A good thermolysis operator could clean up in the state of California if one were in a large enough city, and got the opportunity to show people how many more hairs can be removed in the thermolysis modality, while still actually getting more hairs permanently removed per hour than galvanic and blend.
Where there are thermolysis operators who are not achieving high kill ratios, galvanic and blend operators can make out, because client’s would believe that they are getting more for their money, as although they are getting fewer hairs per hour, they would be getting a higher kill rate for the fewer hairs they were having treated.
Now, as for you “fuzzy_in_seattle”, many people are not getting the best, fastest care in hair removal simply because their electrologist is too afraid to talk honestly to them about the best way to go at permanent hair removal. Why? Because it is a conversation about money!
You see, since we get paid by the hour, any talk about how you should go at your treatment, is in fact a discussion of how much money we will be paid, and how quickly we will get paid that money, even though we are not actually discussing that fact. An electrologist doesn’t know how much you can afford to pay, how much you are willing to pay, and most of all, doesn’t want you to think that we are actually trying to vacuum money out of your pocket when we just met you for the first time 5 to 60 minutes ago.
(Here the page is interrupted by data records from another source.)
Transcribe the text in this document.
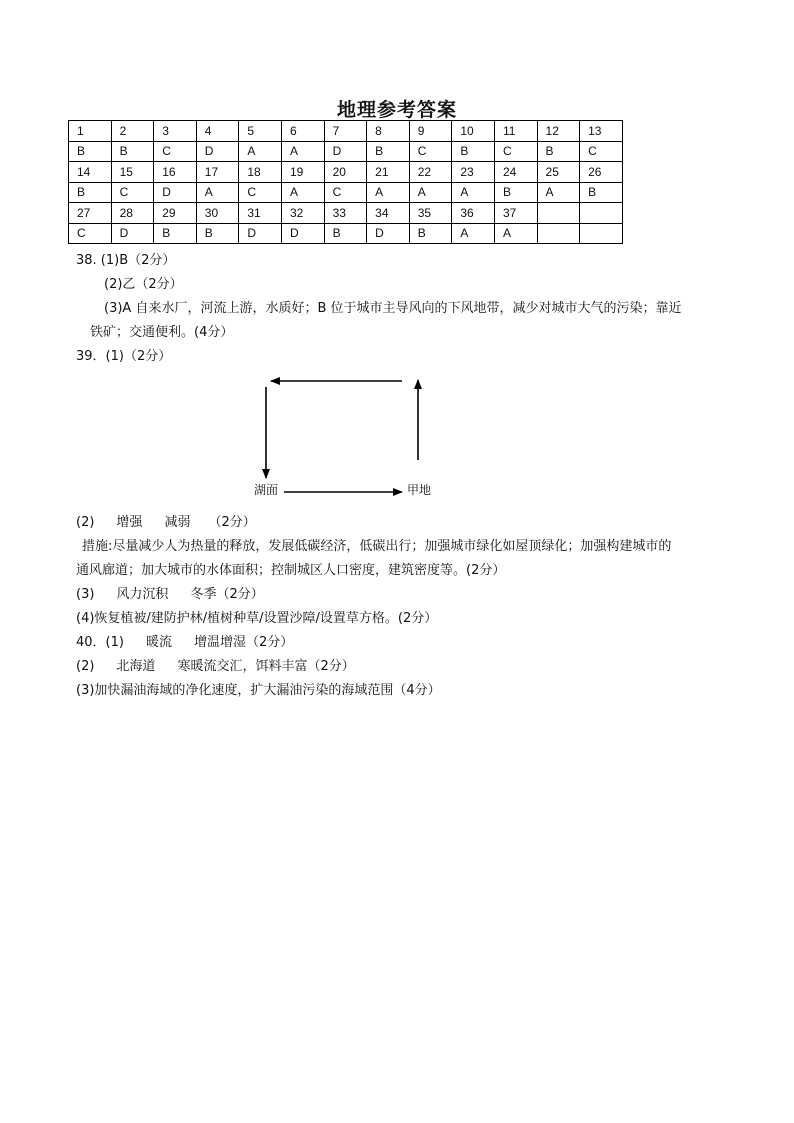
地理参考答案
1	2	3	4	5	6	7	8	9	10	11	12	13
B	B	C	D	A	A	D	B	C	B	C	B	C
14	15	16	17	18	19	20	21	22	23	24	25	26
B	C	D	A	C	A	C	A	A	A	B	A	B
27	28	29	30	31	32	33	34	35	36	37		
C	D	B	B	D	D	B	D	B	A	A		
38. (1)B（2分）
(2)乙（2分）
(3)A 自来水厂，河流上游，水质好；B 位于城市主导风向的下风地带，减少对城市大气的污染；靠近
铁矿；交通便利。(4分）
39．(1)（2分）
湖面	甲地
(2) 增强 减弱 （2分）
措施:尽量减少人为热量的释放，发展低碳经济，低碳出行；加强城市绿化如屋顶绿化；加强构建城市的
通风廊道；加大城市的水体面积；控制城区人口密度，建筑密度等。(2分）
(3) 风力沉积 冬季（2分）
(4)恢复植被/建防护林/植树种草/设置沙障/设置草方格。(2分）
40．(1) 暖流 增温增湿（2分）
(2) 北海道 寒暖流交汇，饵料丰富（2分）
(3)加快漏油海域的净化速度，扩大漏油污染的海域范围（4分）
With all of this in mind, most just ask the client, “How long do you want to go for today?” and later ask, “When would YOU like to book your next appointment”, instead of saying, “The quickest way from bear to bare is for me to see you as long as possible as frequently as possible for the first 3 months, and then reduce time and frequency from there. If we do this, you will be spending a lot more money up front, but you will spend a lot less total money over the long run, as you will get finished with fewer total hours of work needing to be done, and we will miss fewer hairs as they cycle in and out of growth cycle, in addition to looking finished a lot sooner than if we did short appointments spread far apart.”
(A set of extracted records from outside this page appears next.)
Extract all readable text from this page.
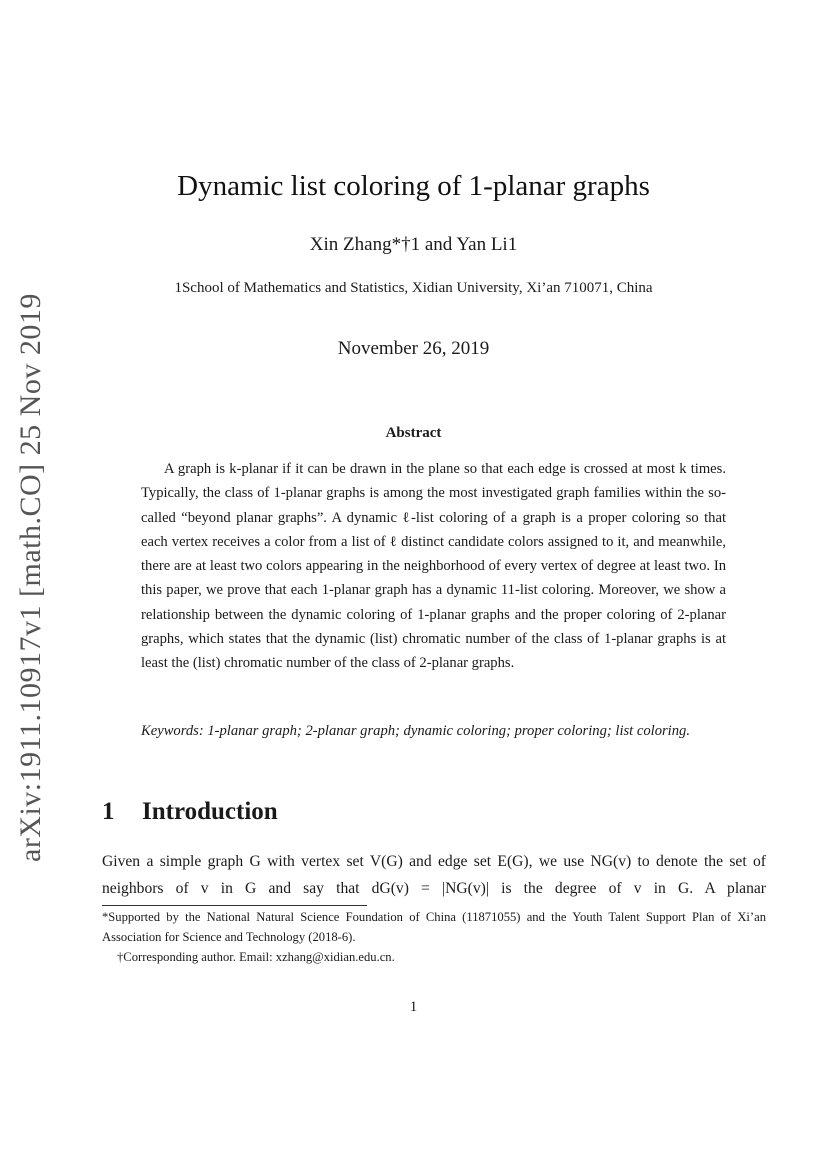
arXiv:1911.10917v1 [math.CO] 25 Nov 2019
Dynamic list coloring of 1-planar graphs
Xin Zhang*†1 and Yan Li1
1School of Mathematics and Statistics, Xidian University, Xi’an 710071, China
November 26, 2019
Abstract
A graph is k-planar if it can be drawn in the plane so that each edge is crossed at most k times. Typically, the class of 1-planar graphs is among the most investigated graph families within the so-called “beyond planar graphs”. A dynamic ℓ-list coloring of a graph is a proper coloring so that each vertex receives a color from a list of ℓ distinct candidate colors assigned to it, and meanwhile, there are at least two colors appearing in the neighborhood of every vertex of degree at least two. In this paper, we prove that each 1-planar graph has a dynamic 11-list coloring. Moreover, we show a relationship between the dynamic coloring of 1-planar graphs and the proper coloring of 2-planar graphs, which states that the dynamic (list) chromatic number of the class of 1-planar graphs is at least the (list) chromatic number of the class of 2-planar graphs.
Keywords: 1-planar graph; 2-planar graph; dynamic coloring; proper coloring; list coloring.
1 Introduction
Given a simple graph G with vertex set V(G) and edge set E(G), we use NG(v) to denote the set of neighbors of v in G and say that dG(v) = |NG(v)| is the degree of v in G. A planar
*Supported by the National Natural Science Foundation of China (11871055) and the Youth Talent Support Plan of Xi’an Association for Science and Technology (2018-6).
†Corresponding author. Email: xzhang@xidian.edu.cn.
1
If you want that kind of information, you probably will only get that here, because you are not seeing me, and I don’t make any money off your treatments, so I can afford to tell you that without dealing with you thinking that I am just trying to suck the money out of your wallet, or that I need to make a payment on my boat slip fees and you look like just the sucker to get that out of.
Of course, in my practice, I tell all my male face clients that if they are serious about removing a male beard they should optimally find a way to do 20 hours in 6 weeks or less, so I can get to first clearance in the fastest time possible, and then we can maintain it from there, and they can look finished from the beginning.